Regulation

Are Brominated Flame Retardants (BFRs) Persistent Organic Pollutants (POPs)?

Contrary to misrepresentations, only one of the brominated flame retardants commercially available from BSEF member companies is listed as being a POP.

Persistent Organic Pollutants (POPs) are chemicals which would meet the fourcriteria as defined by the United Nations:

  • Persistency,
  • Bioaccumulation,
  • Adverse Effects (either environmental or human health e.g. toxicity),
  • and potential for Long Range Environmental Transport.

Two brominated flame retardants that have been banned in the European Union (commercial Penta-BDE and commercial Octa-BDE) were voluntarily phased out by BSEF member companies in 2004 or earlier, are listed as POPs. . In May 2013, the decision was taken to list HBCD as a POP with specific exemptions for production and use in expanded polystyrene (EPS) and extruded polystyrene (XPS) in buildings.Commercial Deca-BDE has been nominated and the review begins in October 2013.

Equally, most brominated flame retardants are not PBT (Persistent, Bioaccumulative and Toxic) substances since they do not fulfil all of the three criteria. Brominated flame retardants have to be persistent in order to perform their function of fire resistance over long periods of time (e.g. over 30 years for insulation foams inside buildings).

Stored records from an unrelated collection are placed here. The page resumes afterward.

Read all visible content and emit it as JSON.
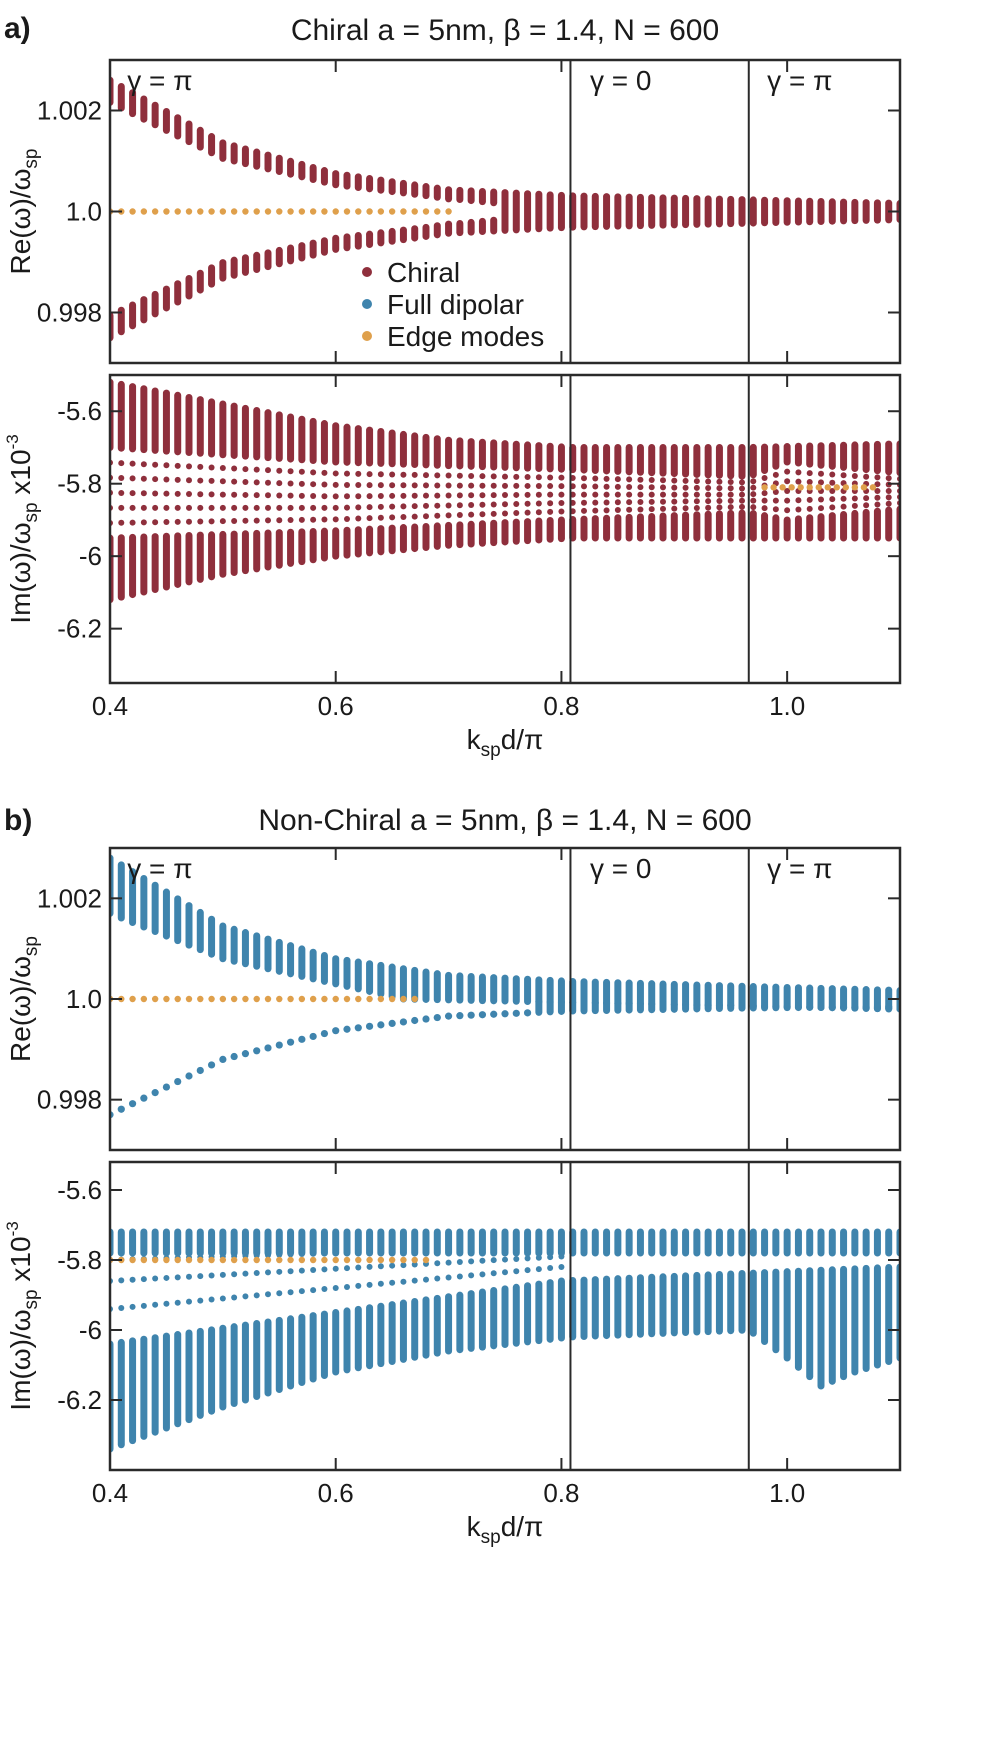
{
  "figure": {
    "panel_a_label": "a)",
    "panel_b_label": "b)"
  },
  "colors": {
    "chiral": "#8f2f3c",
    "full_dipolar": "#3f84ad",
    "edge_modes": "#dfa04c"
  },
  "chart_data": [
    {
      "id": "a_re",
      "type": "scatter",
      "title": "Chiral a = 5nm, β = 1.4, N = 600",
      "xlabel": "",
      "ylabel": "Re(ω)/ω",
      "ylabel_sub": "sp",
      "xlim": [
        0.4,
        1.1
      ],
      "ylim": [
        0.997,
        1.003
      ],
      "yticks": [
        0.998,
        1.0,
        1.002
      ],
      "ytick_labels": [
        "0.998",
        "1.0",
        "1.002"
      ],
      "vlines": [
        0.808,
        0.966
      ],
      "region_labels": [
        {
          "text": "γ = π",
          "x": 0.41
        },
        {
          "text": "γ = 0",
          "x": 0.82
        },
        {
          "text": "γ = π",
          "x": 0.977
        }
      ],
      "legend": [
        {
          "label": "Chiral",
          "color": "#8f2f3c"
        },
        {
          "label": "Full dipolar",
          "color": "#3f84ad"
        },
        {
          "label": "Edge modes",
          "color": "#dfa04c"
        }
      ],
      "series": [
        {
          "name": "Chiral",
          "color": "#8f2f3c",
          "style": "band",
          "x_range": [
            0.4,
            1.1
          ],
          "step": 0.01,
          "center": 1.0,
          "halfwidth_points": [
            [
              0.4,
              0.0026
            ],
            [
              0.5,
              0.00136
            ],
            [
              0.6,
              0.00075
            ],
            [
              0.7,
              0.00043
            ],
            [
              0.808,
              0.00031
            ],
            [
              0.95,
              0.00024
            ],
            [
              1.1,
              0.00016
            ]
          ],
          "lower_halfwidth_points": [
            [
              0.4,
              0.0025
            ],
            [
              0.5,
              0.00132
            ],
            [
              0.6,
              0.00075
            ],
            [
              0.7,
              0.00043
            ],
            [
              0.808,
              0.00031
            ],
            [
              0.95,
              0.00024
            ],
            [
              1.1,
              0.00016
            ]
          ],
          "gap_points": [
            [
              0.4,
              0.0018
            ],
            [
              0.5,
              0.0008
            ],
            [
              0.6,
              0.00035
            ],
            [
              0.7,
              0.00012
            ],
            [
              0.74,
              0.0
            ]
          ]
        },
        {
          "name": "Edge modes",
          "color": "#dfa04c",
          "style": "line",
          "x_range": [
            0.4,
            0.7
          ],
          "step": 0.01,
          "y": 1.0
        }
      ]
    },
    {
      "id": "a_im",
      "type": "scatter",
      "title": "",
      "xlabel": "k",
      "xlabel_sub": "sp",
      "xlabel_tail": "d/π",
      "ylabel": "Im(ω)/ω",
      "ylabel_sub": "sp",
      "ylabel_tail": " x10",
      "ylabel_sup": "-3",
      "xlim": [
        0.4,
        1.1
      ],
      "ylim": [
        -6.35,
        -5.5
      ],
      "xticks": [
        0.4,
        0.6,
        0.8,
        1.0
      ],
      "xtick_labels": [
        "0.4",
        "0.6",
        "0.8",
        "1.0"
      ],
      "yticks": [
        -6.2,
        -6.0,
        -5.8,
        -5.6
      ],
      "ytick_labels": [
        "-6.2",
        "-6",
        "-5.8",
        "-5.6"
      ],
      "vlines": [
        0.808,
        0.966
      ],
      "series": [
        {
          "name": "Chiral",
          "color": "#8f2f3c",
          "style": "imband",
          "x_range": [
            0.4,
            1.1
          ],
          "step": 0.01,
          "center": -5.83,
          "outer_top": [
            [
              0.4,
              -5.52
            ],
            [
              0.5,
              -5.58
            ],
            [
              0.6,
              -5.64
            ],
            [
              0.7,
              -5.68
            ],
            [
              0.808,
              -5.7
            ],
            [
              0.966,
              -5.7
            ],
            [
              1.1,
              -5.69
            ]
          ],
          "outer_bottom": [
            [
              0.4,
              -6.12
            ],
            [
              0.5,
              -6.05
            ],
            [
              0.6,
              -6.0
            ],
            [
              0.7,
              -5.97
            ],
            [
              0.808,
              -5.95
            ],
            [
              0.966,
              -5.95
            ],
            [
              1.1,
              -5.95
            ]
          ],
          "inner_top": [
            [
              0.4,
              -5.7
            ],
            [
              0.6,
              -5.74
            ],
            [
              0.8,
              -5.76
            ],
            [
              0.966,
              -5.78
            ],
            [
              1.0,
              -5.74
            ],
            [
              1.1,
              -5.77
            ]
          ],
          "inner_bottom": [
            [
              0.4,
              -5.95
            ],
            [
              0.6,
              -5.93
            ],
            [
              0.8,
              -5.9
            ],
            [
              0.966,
              -5.88
            ],
            [
              1.0,
              -5.9
            ],
            [
              1.1,
              -5.87
            ]
          ]
        },
        {
          "name": "Edge modes",
          "color": "#dfa04c",
          "style": "line",
          "x_range": [
            0.98,
            1.08
          ],
          "step": 0.008,
          "y": -5.81
        }
      ]
    },
    {
      "id": "b_re",
      "type": "scatter",
      "title": "Non-Chiral a = 5nm, β = 1.4, N = 600",
      "xlabel": "",
      "ylabel": "Re(ω)/ω",
      "ylabel_sub": "sp",
      "xlim": [
        0.4,
        1.1
      ],
      "ylim": [
        0.997,
        1.003
      ],
      "yticks": [
        0.998,
        1.0,
        1.002
      ],
      "ytick_labels": [
        "0.998",
        "1.0",
        "1.002"
      ],
      "vlines": [
        0.808,
        0.966
      ],
      "region_labels": [
        {
          "text": "γ = π",
          "x": 0.41
        },
        {
          "text": "γ = 0",
          "x": 0.82
        },
        {
          "text": "γ = π",
          "x": 0.977
        }
      ],
      "series": [
        {
          "name": "Full dipolar",
          "color": "#3f84ad",
          "style": "halfband",
          "x_range": [
            0.4,
            1.1
          ],
          "step": 0.01,
          "center": 1.0,
          "upper_outer": [
            [
              0.4,
              1.0028
            ],
            [
              0.5,
              1.00145
            ],
            [
              0.6,
              1.0008
            ],
            [
              0.7,
              1.00047
            ],
            [
              0.808,
              1.00035
            ],
            [
              0.966,
              1.00025
            ],
            [
              1.1,
              1.00017
            ]
          ],
          "upper_inner": [
            [
              0.4,
              1.0017
            ],
            [
              0.5,
              1.0008
            ],
            [
              0.6,
              1.0003
            ],
            [
              0.66,
              1.0
            ],
            [
              1.1,
              0.9998
            ]
          ],
          "lower_curve": [
            [
              0.4,
              0.9977
            ],
            [
              0.5,
              0.9988
            ],
            [
              0.6,
              0.99937
            ],
            [
              0.7,
              0.99966
            ],
            [
              0.808,
              0.99976
            ],
            [
              0.966,
              0.99982
            ],
            [
              1.1,
              0.99985
            ]
          ]
        },
        {
          "name": "Edge modes",
          "color": "#dfa04c",
          "style": "line",
          "x_range": [
            0.4,
            0.67
          ],
          "step": 0.01,
          "y": 1.0
        }
      ]
    },
    {
      "id": "b_im",
      "type": "scatter",
      "title": "",
      "xlabel": "k",
      "xlabel_sub": "sp",
      "xlabel_tail": "d/π",
      "ylabel": "Im(ω)/ω",
      "ylabel_sub": "sp",
      "ylabel_tail": " x10",
      "ylabel_sup": "-3",
      "xlim": [
        0.4,
        1.1
      ],
      "ylim": [
        -6.4,
        -5.52
      ],
      "xticks": [
        0.4,
        0.6,
        0.8,
        1.0
      ],
      "xtick_labels": [
        "0.4",
        "0.6",
        "0.8",
        "1.0"
      ],
      "yticks": [
        -6.2,
        -6.0,
        -5.8,
        -5.6
      ],
      "ytick_labels": [
        "-6.2",
        "-6",
        "-5.8",
        "-5.6"
      ],
      "vlines": [
        0.808,
        0.966
      ],
      "series": [
        {
          "name": "Full dipolar",
          "color": "#3f84ad",
          "style": "bim",
          "x_range": [
            0.4,
            1.1
          ],
          "step": 0.01,
          "top_band": [
            -5.72,
            -5.78
          ],
          "diag_lines": [
            [
              [
                0.4,
                -5.8
              ],
              [
                0.8,
                -5.76
              ]
            ],
            [
              [
                0.4,
                -5.86
              ],
              [
                0.8,
                -5.79
              ]
            ],
            [
              [
                0.4,
                -5.94
              ],
              [
                0.8,
                -5.82
              ]
            ]
          ],
          "bottom_top": [
            [
              0.4,
              -6.04
            ],
            [
              0.6,
              -5.95
            ],
            [
              0.8,
              -5.86
            ],
            [
              1.1,
              -5.82
            ]
          ],
          "bottom_bottom": [
            [
              0.4,
              -6.34
            ],
            [
              0.5,
              -6.22
            ],
            [
              0.6,
              -6.12
            ],
            [
              0.7,
              -6.06
            ],
            [
              0.808,
              -6.02
            ],
            [
              0.966,
              -6.0
            ],
            [
              1.1,
              -6.0
            ]
          ],
          "right_drop": [
            [
              0.966,
              -6.0
            ],
            [
              1.0,
              -6.08
            ],
            [
              1.03,
              -6.16
            ],
            [
              1.06,
              -6.12
            ],
            [
              1.1,
              -6.08
            ]
          ]
        },
        {
          "name": "Edge modes",
          "color": "#dfa04c",
          "style": "line",
          "x_range": [
            0.4,
            0.68
          ],
          "step": 0.01,
          "y": -5.8
        }
      ]
    }
  ]
}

Are Brominated Flame Retardants (BFRs)...

... Persistent?

Yes, most brominated flame retardants (BFRs) are persistent, but persistence in itself is harmless. For example, a stone is persistent as it will not degrade in the environment.

Brominated flame retardants are designed to maintain the fire safety properties over the whole lifetime of the product they protect. Therefore, persistence is an essential requirement of their properties.

These properties also allow for good recyclability of these products, since the brominated flame retardants remain stable during the recycling process.

... Bio-accumulative?

Bioaccumulative substances may build up in the food chain. Most BFRs are not bioaccumulative as demonstrated by studies including Risk Assessment reports. For more information on BFRs click here.

... Toxic?

The toxicity profile of brominated flame retardants (BFRs) is relatively well understood. For more information on the environment and health properties of brominated flame retardants, please click here.

... Transported in the environment over long ranges?

Most brominated flame retardants (BFRs) do not undergo long-range environmental transport. Two independent studies have assessed the potential of selected brominated flame retardants for long-range transport (LRT). The results indicate that some of the most commonly used brominated flame retardants – Deca-BDE and TBBPA - have a very limited potential for long-range environmental transport.